Emma slings her arm around her mother’s waist and hugs her, breathing in her soap-and-onion smell. It feels as though someone is inflating balloons inside her rib cage and at any moment she might take off.
Then Melissa says, “Oh, it’s Dolly’s boys,” and Emma has to float back down. The melancholy of the Blake brothers always seems to have its own orbit, but this afternoon they look especially grim.
“Noah,” says Melissa, “how’s your mom? She seemed a little on edge yesterday when I called round.”
Emma thinks her mother is being very polite. Dolly Blake is always on edge.
Noah is clutching a bag of sliced bread—perfect for toasting, it says on the side—like it’s a lifesaving ring in the middle of a lake, and when Melissa mentions his mother, he grips it harder.
“Mom’s just been tired lately,” he says. “All this stuff with Abi. It’s been nearly a month now.”
“One month and one day,” Jude adds. “Seven hundred and forty-four hours.”
Emma thinks that sounds too few.
“Your poor mom. I can’t imagine,” Melissa says. “You know, if she’s having trouble sleeping or anything, you just send her over to the clinic. We’ve got a new—”
“No,” says Noah. “She’s not having any trouble sleeping. Thanks.”
Jude has wandered over to a table display of Bundt cakes, but he’s staring at Emma. She leaves her mother, who is smiling awkwardly at Noah, and approaches him the way you would a deer in the forest. “Hey, are you okay?”

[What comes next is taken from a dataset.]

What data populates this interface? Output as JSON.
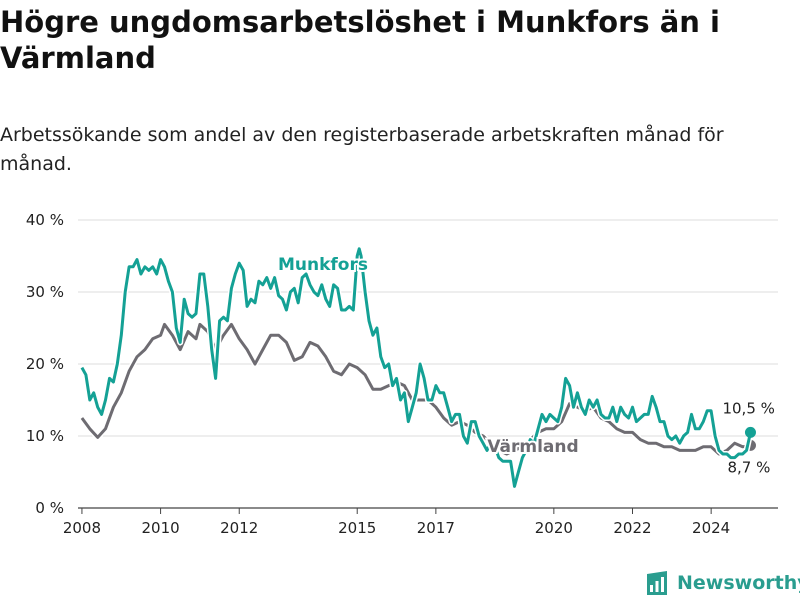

Jude taps his fingernails on the handle of
his cane. “What were you doing in the road last night?”
“Oh.” She’s managed not to think about it since she left Hunter at the diner, but now she feels the memory settling over her like a net. “I was just looking for something.”
“Something to do with Abi?”
“What makes you say that?”
“Aren’t you trying to figure it out? I don’t think the police are trying very hard. They barely call anymore. Won’t even tell us what they think happened to her. Sheriff Gains said she was a missing person, but…” Jude has his mother’s slightly wild look in his eyes. He folds his lips together and taps on his cane, but he doesn’t stop staring at her.
“Jude, do you know something?”
He stops tapping.
“What is it?”
Jude is looking over her shoulder now, at his brother squeezing the bag of sliced bread. Noah says, not unkindly, “Come on, kid, we’re going,” and Jude limps away, returning his gaze to anywhere but Emma.
“Those poor boys,” her mother says, as they watch the brothers disappear around the corner. “Weird as all hell, don’t get me wrong, but still. What they must be going through.”
“Yeah.” Emma nods. “Weird.”
* * *
Talking to Jude has brought everything back, so when they get home, Emma tries to call Hunter.
Gun thief—that’s what his father had said. Jerry Maddox had cornered them in his office and called him a gun thief.
Emma doesn’t know any more about bullets and ballistics than she’s seen on TV, but she figures the police probably wouldn’t have rounded up Rat if his gun wasn’t a match for that shell casing they found. She knows Rat had nothing to do with it because he was busy getting it on with Noah Blake, but somebody fired a gun that night. Somebody spattered that blood across Abigail’s cardigan, but it can’t have been Hunter. It can’t. After all, he’s been helping her. He took a beating from his dad for her. There’s something else going on here, she’s certain of it. She just needs to talk to him.